The body of work I’m making now, Adriadne’s Thread, uses thread as a primary metaphor. As a contemporary artist, I’m somewhat surprised to have repeatedly found my work returning to Greek legend and myth. I’ve dealt with figures from these stories a number of times: Penelope, Arachne, Philomela, the Fates. The story of Ariadne is often told first as the story of Theseus, the hero who killed the Minotaur, the monster—half bull, half man—of the Cretan labyrinth. That feat would have been impossible without Ariadne, who gave Theseus the clue that allowed him, having found his way into the labyrinth, to then find his way out. Her reward: Theseus eloped with her only to desert her, abandoning her on the island of Naxos. Actually he sailed away while she was asleep. The god Dionysus (whom the Romans called Bacchus), however, picked this moment of despair to propose to her, and as Dionysus’s wife, the wife of a god, she became immortal, her crown becoming one of the constellations in the night sky, where it stands to this day.

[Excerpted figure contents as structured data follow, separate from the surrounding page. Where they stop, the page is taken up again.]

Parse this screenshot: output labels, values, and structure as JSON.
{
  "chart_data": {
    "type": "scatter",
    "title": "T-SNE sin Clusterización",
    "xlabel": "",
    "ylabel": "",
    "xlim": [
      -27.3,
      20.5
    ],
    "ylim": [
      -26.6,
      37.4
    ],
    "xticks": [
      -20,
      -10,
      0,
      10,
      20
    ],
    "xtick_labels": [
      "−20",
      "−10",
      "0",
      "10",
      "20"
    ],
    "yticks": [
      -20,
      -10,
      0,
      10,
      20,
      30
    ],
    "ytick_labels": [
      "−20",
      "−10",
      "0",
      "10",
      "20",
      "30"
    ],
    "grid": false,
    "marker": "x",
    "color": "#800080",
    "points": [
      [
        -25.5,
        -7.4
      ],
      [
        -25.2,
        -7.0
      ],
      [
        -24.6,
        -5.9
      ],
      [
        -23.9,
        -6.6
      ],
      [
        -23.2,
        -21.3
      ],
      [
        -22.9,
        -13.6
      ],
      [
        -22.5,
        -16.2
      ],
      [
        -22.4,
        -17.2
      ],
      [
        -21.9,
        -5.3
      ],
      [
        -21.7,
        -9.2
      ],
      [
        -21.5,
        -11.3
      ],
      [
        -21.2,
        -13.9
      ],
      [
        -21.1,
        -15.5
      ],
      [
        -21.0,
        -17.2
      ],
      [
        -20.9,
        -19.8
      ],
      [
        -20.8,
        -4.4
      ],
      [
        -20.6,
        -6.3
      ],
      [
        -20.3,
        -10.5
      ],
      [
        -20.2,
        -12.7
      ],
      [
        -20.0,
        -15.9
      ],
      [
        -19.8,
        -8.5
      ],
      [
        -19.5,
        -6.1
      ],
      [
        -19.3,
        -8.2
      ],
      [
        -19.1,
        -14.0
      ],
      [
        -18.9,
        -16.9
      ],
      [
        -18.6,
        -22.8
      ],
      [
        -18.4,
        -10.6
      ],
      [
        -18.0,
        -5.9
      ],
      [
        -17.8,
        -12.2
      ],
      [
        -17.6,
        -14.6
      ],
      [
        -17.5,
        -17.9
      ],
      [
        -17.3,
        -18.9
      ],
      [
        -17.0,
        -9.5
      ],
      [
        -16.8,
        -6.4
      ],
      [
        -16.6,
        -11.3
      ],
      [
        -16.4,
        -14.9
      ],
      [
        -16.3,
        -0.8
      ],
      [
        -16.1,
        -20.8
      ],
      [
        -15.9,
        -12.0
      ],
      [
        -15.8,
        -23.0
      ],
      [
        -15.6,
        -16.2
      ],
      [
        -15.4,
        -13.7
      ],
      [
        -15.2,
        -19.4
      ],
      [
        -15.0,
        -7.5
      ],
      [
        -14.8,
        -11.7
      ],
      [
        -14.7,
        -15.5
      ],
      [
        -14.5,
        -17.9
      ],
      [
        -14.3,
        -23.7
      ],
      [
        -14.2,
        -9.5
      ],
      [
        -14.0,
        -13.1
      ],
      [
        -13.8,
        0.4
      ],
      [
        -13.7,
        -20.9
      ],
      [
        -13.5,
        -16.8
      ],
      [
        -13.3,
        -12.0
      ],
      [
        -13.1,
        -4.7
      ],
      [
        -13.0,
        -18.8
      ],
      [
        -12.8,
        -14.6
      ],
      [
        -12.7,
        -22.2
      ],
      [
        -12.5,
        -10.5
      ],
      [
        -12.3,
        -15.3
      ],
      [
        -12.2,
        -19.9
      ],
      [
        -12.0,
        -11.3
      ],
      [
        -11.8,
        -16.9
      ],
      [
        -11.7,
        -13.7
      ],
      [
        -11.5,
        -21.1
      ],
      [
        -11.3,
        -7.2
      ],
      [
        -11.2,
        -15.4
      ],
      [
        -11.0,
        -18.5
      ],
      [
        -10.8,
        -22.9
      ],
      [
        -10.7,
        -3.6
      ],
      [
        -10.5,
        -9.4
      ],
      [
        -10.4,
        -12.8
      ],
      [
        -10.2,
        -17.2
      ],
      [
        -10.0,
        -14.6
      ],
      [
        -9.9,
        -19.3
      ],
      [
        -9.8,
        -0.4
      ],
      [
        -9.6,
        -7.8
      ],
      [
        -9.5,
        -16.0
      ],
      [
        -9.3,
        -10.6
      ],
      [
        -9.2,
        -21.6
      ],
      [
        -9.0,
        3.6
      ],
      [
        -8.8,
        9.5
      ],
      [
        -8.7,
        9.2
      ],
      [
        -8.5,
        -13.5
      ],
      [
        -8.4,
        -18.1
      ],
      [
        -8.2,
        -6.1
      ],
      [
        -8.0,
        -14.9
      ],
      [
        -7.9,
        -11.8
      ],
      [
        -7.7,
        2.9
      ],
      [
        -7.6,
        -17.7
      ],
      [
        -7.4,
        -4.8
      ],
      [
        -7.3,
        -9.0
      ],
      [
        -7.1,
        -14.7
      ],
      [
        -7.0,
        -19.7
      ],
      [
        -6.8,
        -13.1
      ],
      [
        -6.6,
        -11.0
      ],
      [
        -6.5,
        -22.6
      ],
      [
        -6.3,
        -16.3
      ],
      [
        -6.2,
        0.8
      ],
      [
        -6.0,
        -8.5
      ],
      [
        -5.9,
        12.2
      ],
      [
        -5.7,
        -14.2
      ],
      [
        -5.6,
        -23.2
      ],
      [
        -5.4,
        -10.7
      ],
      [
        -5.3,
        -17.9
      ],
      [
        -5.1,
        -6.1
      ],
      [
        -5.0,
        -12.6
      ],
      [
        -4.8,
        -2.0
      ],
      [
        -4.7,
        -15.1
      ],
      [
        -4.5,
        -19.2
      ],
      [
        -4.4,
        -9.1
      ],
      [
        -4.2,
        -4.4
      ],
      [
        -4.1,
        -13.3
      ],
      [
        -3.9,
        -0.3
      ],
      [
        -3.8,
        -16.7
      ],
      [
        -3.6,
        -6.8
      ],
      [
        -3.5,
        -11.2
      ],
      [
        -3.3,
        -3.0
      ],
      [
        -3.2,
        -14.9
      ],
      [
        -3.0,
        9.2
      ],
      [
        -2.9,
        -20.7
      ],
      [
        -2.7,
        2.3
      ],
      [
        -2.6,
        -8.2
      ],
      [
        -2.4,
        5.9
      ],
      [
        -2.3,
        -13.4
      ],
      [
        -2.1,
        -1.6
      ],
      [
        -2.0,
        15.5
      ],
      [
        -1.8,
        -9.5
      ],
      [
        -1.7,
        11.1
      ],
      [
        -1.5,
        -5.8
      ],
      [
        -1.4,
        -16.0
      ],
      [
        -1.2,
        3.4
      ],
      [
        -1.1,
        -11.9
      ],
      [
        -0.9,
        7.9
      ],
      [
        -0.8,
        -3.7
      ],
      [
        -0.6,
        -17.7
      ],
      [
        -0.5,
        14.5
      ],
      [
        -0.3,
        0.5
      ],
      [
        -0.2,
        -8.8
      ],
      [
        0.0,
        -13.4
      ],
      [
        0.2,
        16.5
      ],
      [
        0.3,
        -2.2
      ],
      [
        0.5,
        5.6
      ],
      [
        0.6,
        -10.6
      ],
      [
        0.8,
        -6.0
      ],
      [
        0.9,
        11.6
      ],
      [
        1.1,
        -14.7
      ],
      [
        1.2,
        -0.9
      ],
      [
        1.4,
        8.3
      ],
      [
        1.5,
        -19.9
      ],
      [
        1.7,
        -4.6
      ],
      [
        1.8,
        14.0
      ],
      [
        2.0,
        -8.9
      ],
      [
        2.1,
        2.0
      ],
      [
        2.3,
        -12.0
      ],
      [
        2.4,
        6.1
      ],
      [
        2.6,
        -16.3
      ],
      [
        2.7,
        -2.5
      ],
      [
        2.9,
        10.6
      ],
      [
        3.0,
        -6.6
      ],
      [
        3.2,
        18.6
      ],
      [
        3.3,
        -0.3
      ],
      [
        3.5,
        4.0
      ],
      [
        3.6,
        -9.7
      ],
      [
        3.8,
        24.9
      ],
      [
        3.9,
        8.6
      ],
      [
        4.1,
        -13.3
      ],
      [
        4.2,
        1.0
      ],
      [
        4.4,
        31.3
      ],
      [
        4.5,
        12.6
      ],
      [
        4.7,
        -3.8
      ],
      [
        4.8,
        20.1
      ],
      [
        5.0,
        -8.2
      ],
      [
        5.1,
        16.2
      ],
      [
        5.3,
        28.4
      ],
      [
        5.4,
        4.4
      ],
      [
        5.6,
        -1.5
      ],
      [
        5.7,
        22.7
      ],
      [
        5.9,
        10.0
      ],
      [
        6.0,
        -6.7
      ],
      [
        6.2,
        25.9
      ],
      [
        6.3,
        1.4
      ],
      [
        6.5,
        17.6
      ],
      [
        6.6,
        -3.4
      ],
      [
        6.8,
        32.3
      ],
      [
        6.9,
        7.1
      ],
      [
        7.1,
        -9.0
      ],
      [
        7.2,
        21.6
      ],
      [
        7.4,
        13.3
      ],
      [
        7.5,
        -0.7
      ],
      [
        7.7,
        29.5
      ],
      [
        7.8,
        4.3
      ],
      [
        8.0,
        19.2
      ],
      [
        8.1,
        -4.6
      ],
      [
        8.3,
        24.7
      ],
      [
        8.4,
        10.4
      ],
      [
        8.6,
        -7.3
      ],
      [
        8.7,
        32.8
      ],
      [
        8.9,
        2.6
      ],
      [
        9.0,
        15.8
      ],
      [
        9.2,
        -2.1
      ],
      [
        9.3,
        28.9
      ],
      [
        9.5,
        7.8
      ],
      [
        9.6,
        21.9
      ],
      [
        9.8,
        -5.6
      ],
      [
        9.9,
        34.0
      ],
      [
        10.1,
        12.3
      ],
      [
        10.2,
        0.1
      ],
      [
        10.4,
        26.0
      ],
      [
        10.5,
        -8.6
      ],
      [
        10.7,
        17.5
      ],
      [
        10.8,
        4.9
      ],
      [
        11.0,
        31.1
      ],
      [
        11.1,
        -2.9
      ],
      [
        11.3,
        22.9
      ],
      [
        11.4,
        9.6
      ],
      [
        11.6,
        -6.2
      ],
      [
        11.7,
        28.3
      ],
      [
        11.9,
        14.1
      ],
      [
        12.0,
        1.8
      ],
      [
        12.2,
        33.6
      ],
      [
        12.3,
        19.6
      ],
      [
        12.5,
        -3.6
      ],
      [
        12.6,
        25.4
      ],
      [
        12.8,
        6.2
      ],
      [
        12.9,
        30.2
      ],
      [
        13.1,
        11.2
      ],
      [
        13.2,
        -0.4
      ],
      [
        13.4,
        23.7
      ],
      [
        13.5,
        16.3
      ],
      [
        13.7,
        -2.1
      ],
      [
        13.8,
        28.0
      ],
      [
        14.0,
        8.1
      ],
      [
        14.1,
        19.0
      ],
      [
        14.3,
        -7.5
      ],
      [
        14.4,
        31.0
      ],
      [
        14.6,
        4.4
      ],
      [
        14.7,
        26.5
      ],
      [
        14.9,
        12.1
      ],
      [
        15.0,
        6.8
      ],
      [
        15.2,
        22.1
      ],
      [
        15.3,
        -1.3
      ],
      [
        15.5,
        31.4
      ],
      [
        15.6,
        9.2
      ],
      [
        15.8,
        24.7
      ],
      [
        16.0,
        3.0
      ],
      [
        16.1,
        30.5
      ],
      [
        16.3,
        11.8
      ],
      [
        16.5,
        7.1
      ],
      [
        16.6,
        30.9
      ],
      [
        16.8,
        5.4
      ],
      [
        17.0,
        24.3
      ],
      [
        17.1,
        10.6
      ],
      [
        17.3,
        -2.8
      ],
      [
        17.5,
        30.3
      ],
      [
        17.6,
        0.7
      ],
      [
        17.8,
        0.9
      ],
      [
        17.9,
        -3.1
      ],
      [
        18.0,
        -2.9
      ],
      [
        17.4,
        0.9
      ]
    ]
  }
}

The story has many turning meanings, and over the centuries has fascinated numerous artists and writers, from Titian to Warhol, from Ovid to Eliot and Borges. For me, an artist who embroiders, it is powerful and symbolic as the story of a thread—for the key, the clue or clew, that Ariadne gives Theseus is in fact a thread, which he lays down to guide himself through the labyrinth. The labyrinth itself, of course, is an enduring symbol, around the world and across the millennia—one of those images that is invested with significance in the unconscious. The Minotaur, as a fusion of animal and man, has been seen as a sign for the struggle to understand what it is to be human. And the story is one of emotional risk, in which both the punishments and the prizes that risk entails are fully realized. In loving Theseus, and helping him and running away with him, Ariadne cuts herself off from her previous life. She gives up everything, and loses—but then she triumphs, trading in a king for a god, the Apollonian for the Dionysian.
I am exploring this story through a series of embroideries, making some by hand, some by digital sewing machine, and one, for the first time in my work, by designing and commissioning a tapestry. That work, on the scale of a history painting and in fact based on a Titian, was woven with computerized technology in a Belgian mill. The series as a whole, then, appropriately for the story of Ariadne, is a kind of minicompendium of the possibilities of thread, and of the possibilities that the medium of embroidery can offer an artist interested in expanding the canon of art. What seemed in the 1970s like a simple gesture, substituting needle and thread for the traditional paintbrush or pencil, has opened onto a world.